In answering Item 2 in this statement of eligibility as to matters peculiarly
within the knowledge of the obligor or its directors, the trustee has relied
upon information furnished to it by the obligor and will rely on information
to be furnished by the obligor and the trustee disclaims responsibility for
the accuracy or completeness of such information.
---------------------
Pursuant to the requirements of the Trust Indenture Act of 1939, the trustee,
United States Trust Company of New York, a corporation organized and existing
under the laws of the State of New York, has duly caused this statement of
eligibility to be signed on its behalf by the undersigned, thereunto duly
authorized, all in the City of New York, and State of New York, on the 12th
day of March, 1997.
UNITED STATES TRUST COMPANY
OF NEW YORK, Trustee
By: /s/ Xxxxx X. Xxxxx
---------------------
Xxxxx X. Xxxxx
Vice President
-3-
EXHIBIT T-1.6
The consent of the trustee required by Section 321(b) of the Act.

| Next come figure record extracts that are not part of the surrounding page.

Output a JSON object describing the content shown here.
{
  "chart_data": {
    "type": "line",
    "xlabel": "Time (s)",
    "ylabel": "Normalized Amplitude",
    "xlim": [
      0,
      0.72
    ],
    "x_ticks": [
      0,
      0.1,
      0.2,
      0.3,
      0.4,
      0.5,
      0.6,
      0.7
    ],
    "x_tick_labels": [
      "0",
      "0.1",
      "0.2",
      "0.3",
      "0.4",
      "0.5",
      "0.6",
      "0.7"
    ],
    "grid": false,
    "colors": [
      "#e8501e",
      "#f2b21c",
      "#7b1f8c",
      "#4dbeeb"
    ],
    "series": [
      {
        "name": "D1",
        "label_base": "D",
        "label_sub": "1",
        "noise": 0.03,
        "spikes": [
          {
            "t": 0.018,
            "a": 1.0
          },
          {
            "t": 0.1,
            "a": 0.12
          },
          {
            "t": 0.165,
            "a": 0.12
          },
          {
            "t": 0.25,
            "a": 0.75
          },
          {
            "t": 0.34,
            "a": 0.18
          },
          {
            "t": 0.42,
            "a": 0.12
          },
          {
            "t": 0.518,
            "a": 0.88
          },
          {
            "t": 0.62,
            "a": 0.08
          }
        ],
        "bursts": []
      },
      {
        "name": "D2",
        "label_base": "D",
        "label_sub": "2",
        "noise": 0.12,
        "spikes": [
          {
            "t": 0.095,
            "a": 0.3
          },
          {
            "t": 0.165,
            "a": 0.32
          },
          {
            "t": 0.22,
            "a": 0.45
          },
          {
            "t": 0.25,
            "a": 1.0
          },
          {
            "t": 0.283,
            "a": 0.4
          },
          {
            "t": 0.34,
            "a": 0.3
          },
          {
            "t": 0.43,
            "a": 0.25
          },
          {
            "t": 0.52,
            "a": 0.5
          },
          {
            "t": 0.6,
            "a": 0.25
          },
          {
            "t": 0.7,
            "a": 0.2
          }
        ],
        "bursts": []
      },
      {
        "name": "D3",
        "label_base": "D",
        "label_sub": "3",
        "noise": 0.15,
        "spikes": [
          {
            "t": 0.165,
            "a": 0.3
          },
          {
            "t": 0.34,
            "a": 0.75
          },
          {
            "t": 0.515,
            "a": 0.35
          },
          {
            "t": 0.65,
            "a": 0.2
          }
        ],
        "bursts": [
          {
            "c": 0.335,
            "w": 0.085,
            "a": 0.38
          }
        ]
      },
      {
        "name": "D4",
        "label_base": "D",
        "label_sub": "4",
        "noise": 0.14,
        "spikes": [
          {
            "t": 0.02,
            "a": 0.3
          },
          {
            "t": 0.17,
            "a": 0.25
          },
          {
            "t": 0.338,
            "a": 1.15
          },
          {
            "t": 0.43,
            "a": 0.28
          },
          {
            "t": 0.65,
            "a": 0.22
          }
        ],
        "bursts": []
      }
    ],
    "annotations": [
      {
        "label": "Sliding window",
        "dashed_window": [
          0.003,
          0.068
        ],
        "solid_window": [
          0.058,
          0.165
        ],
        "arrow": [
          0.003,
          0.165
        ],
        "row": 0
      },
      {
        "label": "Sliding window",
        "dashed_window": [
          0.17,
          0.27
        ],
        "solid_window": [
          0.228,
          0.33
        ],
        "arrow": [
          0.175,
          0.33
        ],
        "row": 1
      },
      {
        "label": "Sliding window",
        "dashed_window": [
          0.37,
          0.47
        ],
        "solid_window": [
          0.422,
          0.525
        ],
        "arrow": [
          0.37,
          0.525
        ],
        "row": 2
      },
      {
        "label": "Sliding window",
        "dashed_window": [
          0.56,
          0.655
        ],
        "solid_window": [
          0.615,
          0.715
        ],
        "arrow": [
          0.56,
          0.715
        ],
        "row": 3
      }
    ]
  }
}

United States Trust Company of New York
000 Xxxx 00xx Xxxxxx
Xxx Xxxx, XX 00000
September 1, 1995
Securities and Exchange Commission
000 0xx Xxxxxx, X.X.
Washington, DC 20549
Gentlemen:
Pursuant to the provisions of Section 321(b) of the Trust Indenture Act of
1939, as amended by the Trust Indenture Reform Act of 1990, and subject to
the limitations set forth therein, United States Trust Company of New York
("U.S. Trust") hereby consents that reports of examinations of U.S. Trust by
Federal, State, Territorial or District authorities may be furnished by such
authorities to the Securities and Exchange Commission upon request therefor.
Very truly yours,
UNITED STATES TRUST COMPANY
OF NEW YORK
/s/ Xxxxxx X. Xxxxx
-----------------------
By: Xxxxxx X. Xxxxx
Senior Vice President
EXHIBIT T-1.7
UNITED STATES TRUST COMPANY OF NEW YORK
CONSOLIDATED STATEMENT OF CONDITION
SEPTEMBER 30, 1996
(IN THOUSANDS)
ASSETS
Cash and Due from Banks $ 38,257
Short-Term Investments 82,377
Securities, Available for Sale 861,975
Loans 1,404,930
Less: Allowance for Credit Losses 13,048
----------
Net Loans 1,391,882
Premises and Equipment 60,012
Other Assets 133,673
----------
TOTAL ASSETS $2,568,176
----------
----------
LIABILITIES
Deposits:
Non-Interest Bearing $ 466,849
Interest Bearing 1,433,894
----------
Total Deposits 1,900,743
Short-Term Credit Facilities 369,045
Accounts Payable and Accrued Liabilities 143,604
----------
TOTAL LIABILITIES $2,413,392
----------
----------
STOCKHOLDER'S EQUITY
Common Stock 14,995
Capital Surplus 42,394
Retained Earnings 98,402
Unrealized Gains (Losses) on Securities
Available for Sale, Net of Taxes (1,007)
----------
TOTAL STOCKHOLDER'S EQUITY 154,784
----------
TOTAL LIABILITIES AND
STOCKHOLDER'S EQUITY $2,568,176
----------
----------
I, Xxxxxxx X. Xxxxxxxx, Senior Vice President & Comptroller of the named bank
do hereby declare that this Statement of Condition has been prepared in
conformance with the instructions issued by the appropriate regulatory
authority and is true to the best of my knowledge and belief.